1.2. Baş aç-  tabirinin şikâyet ve beddua manasıyla kullanılması

            Dua ederken baş açma âdetinin aynı zamanda beddua, ilenme, şikâyet  etme manasını kazandığını tarihî kaynaklardan öğreniyoruz. Niğbolu savaşına  katılan haçlı ordusu askerlerinden olup bu savaşta esir düşen, daha sonra  Timur’un ve başka idarecilerin hizmetine geçip 1394-1427 yılları arasında  Anadolu, Mısır, Türkistan, İdil-Ural bölgesi ve Sibirya’yı dolaşan, daha sonra  gördüklerini bir seyahatname şeklinde kaleme alan Johannes Schiltberger şu  bilgiyi vermektedir:

“… Bundan başka Muhammed Müslümanların hiçbirinin , diğerleri yanında ba-şını  açmamasını, ne kral veya imparator, ne de soylu olmayanın önünde başındakini  çıkarmamasını emretmiştir. Onlar da bu emre uyarlar. Fakat kudretli bir kimse  önlerinden geçerken eğilirler ve diz çökerler. İnsan başındakini ancak ölen  baba, ana veya bir arkadaş ise cenaze önünde çıkarmalıdır derler ve böyle de  davranırlar. Eğer bir kimseden davacı iseler, şapkalarını çıkarıp onun önüne  fırlatırlar ve sonra da dava ederler…” (Schiltberger, 160-161).

            Burada verilen bilgi son derece önemlidir. Schiltberger, bu âdetin  hangi Müslüman kavimde görüldüğüne açıklık getirmemiş olmakla birlikte, onun  ekseriyetle Türkler arasında bulunduğunu göz önünde tutarak bunun Türkler  arasında mer’î bir âdet olduğuna hükmedebiliriz. Ayrıca XX. yüzyıla ait  kaynaklar da bu hususu desteklemektedir. Bunlardan Onay’ın (s. 68) verdiği  bilgiye göre : “…bilhassa zulüm görenler baş açık ilenirler ki bu hale  Anadolu’da halk arasında çok tesadüf olunur. Meselâ borcunu inkâr eden birine   karşı alacaklı başını açarak bedduada bulunur. Baş açık yapılan gerek dua, gerek  ilenç yüksek sesle yapılır.” Gölpınarlı da “baş açıp ilenmek” deyimini  vermektedir ki, tamamen bu âdetle ilgilidir. Bunun da teslim ve itaat sembolü  olarak baş açma âdetinden kaynaklandığını düşünebiliriz. Zira “şikâyet” güç  itibariyle daha üstün bir mercie yapılıp itaat manasını da zımnen ifade eder. Bu  tür şikâyet etmenin zamanla “beddua etme” manasını kazanmış olduğu tahmin  olunabilir.

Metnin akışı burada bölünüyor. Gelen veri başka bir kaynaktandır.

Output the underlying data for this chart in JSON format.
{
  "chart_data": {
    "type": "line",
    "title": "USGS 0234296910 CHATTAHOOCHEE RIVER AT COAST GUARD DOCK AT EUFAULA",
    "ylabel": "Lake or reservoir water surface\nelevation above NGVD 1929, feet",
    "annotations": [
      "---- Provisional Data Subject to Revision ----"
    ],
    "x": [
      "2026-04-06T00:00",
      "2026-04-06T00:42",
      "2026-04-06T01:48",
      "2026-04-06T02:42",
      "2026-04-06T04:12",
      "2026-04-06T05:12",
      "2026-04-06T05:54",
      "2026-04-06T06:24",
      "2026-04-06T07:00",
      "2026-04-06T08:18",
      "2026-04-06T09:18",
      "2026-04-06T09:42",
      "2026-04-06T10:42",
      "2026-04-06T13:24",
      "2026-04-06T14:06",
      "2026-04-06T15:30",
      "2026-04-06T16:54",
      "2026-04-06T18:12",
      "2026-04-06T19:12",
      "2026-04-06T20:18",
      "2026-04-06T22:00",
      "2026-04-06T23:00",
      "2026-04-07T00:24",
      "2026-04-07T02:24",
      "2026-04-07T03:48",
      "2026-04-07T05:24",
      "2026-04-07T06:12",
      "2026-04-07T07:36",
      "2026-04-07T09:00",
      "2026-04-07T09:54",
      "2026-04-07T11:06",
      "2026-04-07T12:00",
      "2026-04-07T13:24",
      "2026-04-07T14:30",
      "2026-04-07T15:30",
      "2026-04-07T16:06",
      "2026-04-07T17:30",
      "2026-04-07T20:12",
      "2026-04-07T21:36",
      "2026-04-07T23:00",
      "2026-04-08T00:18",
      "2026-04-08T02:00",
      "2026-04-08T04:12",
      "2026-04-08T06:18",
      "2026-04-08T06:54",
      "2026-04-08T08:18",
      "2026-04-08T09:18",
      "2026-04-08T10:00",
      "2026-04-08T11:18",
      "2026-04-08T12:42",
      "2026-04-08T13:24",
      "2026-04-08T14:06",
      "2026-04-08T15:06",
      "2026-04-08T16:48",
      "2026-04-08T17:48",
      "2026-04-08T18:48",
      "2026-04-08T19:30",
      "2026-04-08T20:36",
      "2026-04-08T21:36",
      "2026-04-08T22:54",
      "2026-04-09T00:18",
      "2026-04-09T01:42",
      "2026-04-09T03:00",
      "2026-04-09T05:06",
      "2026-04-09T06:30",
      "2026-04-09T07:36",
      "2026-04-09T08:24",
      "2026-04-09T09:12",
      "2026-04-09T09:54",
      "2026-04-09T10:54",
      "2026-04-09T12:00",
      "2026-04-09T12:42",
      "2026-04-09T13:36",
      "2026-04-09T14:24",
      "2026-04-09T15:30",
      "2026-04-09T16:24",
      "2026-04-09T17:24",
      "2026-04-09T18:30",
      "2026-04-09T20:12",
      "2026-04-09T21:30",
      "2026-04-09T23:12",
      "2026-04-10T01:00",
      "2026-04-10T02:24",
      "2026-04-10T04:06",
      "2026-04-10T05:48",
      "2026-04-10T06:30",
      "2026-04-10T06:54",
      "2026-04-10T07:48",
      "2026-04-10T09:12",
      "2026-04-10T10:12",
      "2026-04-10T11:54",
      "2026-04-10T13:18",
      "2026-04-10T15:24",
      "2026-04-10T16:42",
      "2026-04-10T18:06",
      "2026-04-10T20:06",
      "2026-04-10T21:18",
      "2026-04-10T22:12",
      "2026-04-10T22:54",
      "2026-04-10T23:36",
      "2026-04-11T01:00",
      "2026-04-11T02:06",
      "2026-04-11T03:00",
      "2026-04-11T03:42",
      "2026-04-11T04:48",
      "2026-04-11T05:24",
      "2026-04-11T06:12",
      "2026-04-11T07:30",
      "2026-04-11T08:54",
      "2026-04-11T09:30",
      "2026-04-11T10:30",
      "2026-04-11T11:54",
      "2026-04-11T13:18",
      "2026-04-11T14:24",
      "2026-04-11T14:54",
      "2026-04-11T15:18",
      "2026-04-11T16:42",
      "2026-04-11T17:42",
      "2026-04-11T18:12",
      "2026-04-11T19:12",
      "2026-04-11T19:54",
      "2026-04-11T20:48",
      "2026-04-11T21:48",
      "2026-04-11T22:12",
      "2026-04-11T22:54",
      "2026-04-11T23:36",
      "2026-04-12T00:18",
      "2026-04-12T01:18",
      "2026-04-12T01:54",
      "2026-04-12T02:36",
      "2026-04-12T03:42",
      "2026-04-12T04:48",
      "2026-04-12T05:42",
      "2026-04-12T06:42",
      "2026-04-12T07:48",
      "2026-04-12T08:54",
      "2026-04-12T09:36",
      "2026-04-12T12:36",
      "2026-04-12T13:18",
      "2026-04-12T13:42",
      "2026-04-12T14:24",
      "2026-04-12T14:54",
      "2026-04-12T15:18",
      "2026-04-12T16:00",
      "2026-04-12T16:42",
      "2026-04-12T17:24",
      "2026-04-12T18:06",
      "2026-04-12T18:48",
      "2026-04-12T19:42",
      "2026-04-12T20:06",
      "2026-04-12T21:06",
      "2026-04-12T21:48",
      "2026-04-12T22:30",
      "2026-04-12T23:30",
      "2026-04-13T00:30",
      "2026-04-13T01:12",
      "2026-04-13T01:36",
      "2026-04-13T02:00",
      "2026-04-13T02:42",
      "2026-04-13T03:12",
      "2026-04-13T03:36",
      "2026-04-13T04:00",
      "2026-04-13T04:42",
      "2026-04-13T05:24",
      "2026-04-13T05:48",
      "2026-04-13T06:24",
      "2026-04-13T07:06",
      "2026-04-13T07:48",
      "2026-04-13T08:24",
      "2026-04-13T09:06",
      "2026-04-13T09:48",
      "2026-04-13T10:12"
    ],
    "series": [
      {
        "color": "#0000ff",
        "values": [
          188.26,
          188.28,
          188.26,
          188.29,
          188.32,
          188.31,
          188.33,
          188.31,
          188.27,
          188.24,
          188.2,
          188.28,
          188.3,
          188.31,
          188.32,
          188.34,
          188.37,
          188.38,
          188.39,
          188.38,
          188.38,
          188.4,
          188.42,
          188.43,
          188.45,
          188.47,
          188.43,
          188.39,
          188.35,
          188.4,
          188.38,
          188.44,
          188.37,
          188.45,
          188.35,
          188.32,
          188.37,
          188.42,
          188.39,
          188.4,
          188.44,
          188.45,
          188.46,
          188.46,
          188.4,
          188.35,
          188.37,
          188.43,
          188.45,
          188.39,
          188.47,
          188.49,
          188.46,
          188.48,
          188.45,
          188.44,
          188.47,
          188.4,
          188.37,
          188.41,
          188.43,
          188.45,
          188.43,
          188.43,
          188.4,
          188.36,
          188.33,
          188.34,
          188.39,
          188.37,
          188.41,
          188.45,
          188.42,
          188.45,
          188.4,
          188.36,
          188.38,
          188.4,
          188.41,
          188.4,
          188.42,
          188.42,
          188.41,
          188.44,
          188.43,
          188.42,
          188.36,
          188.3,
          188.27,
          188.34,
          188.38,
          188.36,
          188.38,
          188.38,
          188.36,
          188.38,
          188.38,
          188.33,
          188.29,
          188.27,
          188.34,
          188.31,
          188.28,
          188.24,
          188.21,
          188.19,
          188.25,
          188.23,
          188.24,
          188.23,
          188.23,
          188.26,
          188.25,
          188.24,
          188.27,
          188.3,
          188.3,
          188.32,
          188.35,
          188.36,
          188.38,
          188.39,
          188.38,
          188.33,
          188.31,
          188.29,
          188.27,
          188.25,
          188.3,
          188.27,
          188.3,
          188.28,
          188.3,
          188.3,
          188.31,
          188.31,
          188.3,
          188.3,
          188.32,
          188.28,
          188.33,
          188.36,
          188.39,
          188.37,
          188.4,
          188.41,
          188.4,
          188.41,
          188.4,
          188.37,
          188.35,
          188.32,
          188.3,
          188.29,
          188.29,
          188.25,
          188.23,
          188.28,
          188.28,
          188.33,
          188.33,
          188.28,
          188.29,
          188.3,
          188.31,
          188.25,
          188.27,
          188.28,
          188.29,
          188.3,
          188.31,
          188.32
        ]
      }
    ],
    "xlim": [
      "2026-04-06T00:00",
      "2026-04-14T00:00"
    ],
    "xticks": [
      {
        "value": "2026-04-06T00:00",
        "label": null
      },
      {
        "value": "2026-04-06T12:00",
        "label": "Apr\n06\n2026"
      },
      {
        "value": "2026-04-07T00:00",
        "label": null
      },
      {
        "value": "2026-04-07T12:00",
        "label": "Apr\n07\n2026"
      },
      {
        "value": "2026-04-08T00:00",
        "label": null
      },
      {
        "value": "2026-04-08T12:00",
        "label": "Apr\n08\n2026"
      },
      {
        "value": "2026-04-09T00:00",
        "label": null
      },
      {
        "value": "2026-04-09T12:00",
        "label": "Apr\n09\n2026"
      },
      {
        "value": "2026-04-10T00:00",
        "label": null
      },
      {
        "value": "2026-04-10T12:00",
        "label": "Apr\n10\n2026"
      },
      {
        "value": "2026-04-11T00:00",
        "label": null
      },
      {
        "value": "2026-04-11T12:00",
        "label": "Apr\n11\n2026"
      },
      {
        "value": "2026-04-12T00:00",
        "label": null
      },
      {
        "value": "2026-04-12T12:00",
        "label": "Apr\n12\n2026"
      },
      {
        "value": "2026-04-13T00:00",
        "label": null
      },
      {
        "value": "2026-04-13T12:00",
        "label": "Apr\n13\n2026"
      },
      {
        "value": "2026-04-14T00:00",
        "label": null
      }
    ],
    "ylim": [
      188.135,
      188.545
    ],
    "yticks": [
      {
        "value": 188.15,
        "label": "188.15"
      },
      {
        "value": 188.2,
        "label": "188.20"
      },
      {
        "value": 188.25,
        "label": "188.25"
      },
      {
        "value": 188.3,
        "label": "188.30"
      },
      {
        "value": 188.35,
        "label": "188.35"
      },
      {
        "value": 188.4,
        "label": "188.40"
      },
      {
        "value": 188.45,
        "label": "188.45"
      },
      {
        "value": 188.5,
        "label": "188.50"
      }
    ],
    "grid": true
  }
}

            Baş açmak, bir şikâyet ve beddua sembolü olarak Evliya Çelebi  Seyahatnâmesi’nde de geçmektedir:

“Hemân aralarından yüz yaşında bir pîr-i nâtuvan tâbı ve tüvânı kalmamış ol  pîr-i fani baş açup : «İslâmbol veziri çalab Allah kılıcına duş gele,  rahatlığınuñ ve kızanlarınuñ ve kendinüñ devri döne, bu yatan gerçek er demine  hû diyelüm hû!» diyü kabir kurbünde sakin oldılar.” (Seyâhat-nâme, c.II,  133a/17-19).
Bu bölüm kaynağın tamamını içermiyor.